「少年計数機 池袋ウエストゲートパークⅡ」

少年計数機 池袋ウエストゲートパークII (文春文庫)
石田衣良の人気シリーズの第2作。今回は「LD(Learning Disability)」「ネットのぞき部屋」「大人のパーティ」など時代背景に沿った現代病を、主人公である果物屋手伝い兼ストリートファッション誌コラムニスト兼トラブルシューターのマコトが個性溢れる仲間(?)と共に自分達の頭の中で考え苦しみ、そして彼らの価値観の中での解決を見つけるクールな青春小説。

2作目になっても、もちろん話の内容やその爽快感はもちろん、彼の鋭い感性で時代背景やその流行などが織り込まれている事が魅力は変わらない。普通はマンネリ化というかどうしても飽きが出そうなものですが、このシリーズのファンとしては結構一人一人の登場人物に深みと味が出てきて、ますますこの世界に引き込まれる感じがします。

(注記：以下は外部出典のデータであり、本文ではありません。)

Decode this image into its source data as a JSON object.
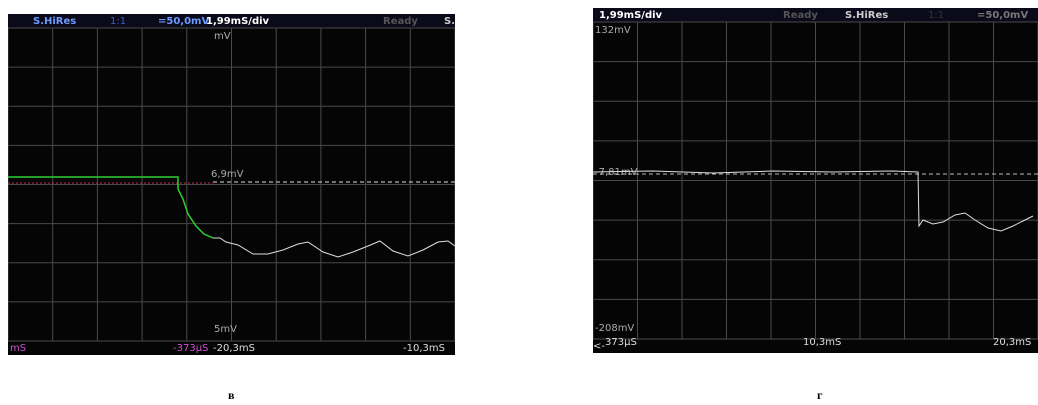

良くこういう小説には勧善懲悪みたいな流れに見られがちな部分がある気がするけど、それがバリエーションに富んでいるのと正義だけが素晴らしいなんて書ききらないところが結構良いのかも知れない。表題作「少年計数機」も悪くないけど、ラストに入ってる「水の中の目」は相当な会心作であり、正直めちゃくちゃお勧め。勧善懲悪とかそういう単純なものでなく、彼らの価値観やその感情、色々なものが重なり合ってのあの結末は非常にイイw映像化はされていないけど、このストーリーを見てみたい気がする、もちろんクドカン・堤コンビで(笑)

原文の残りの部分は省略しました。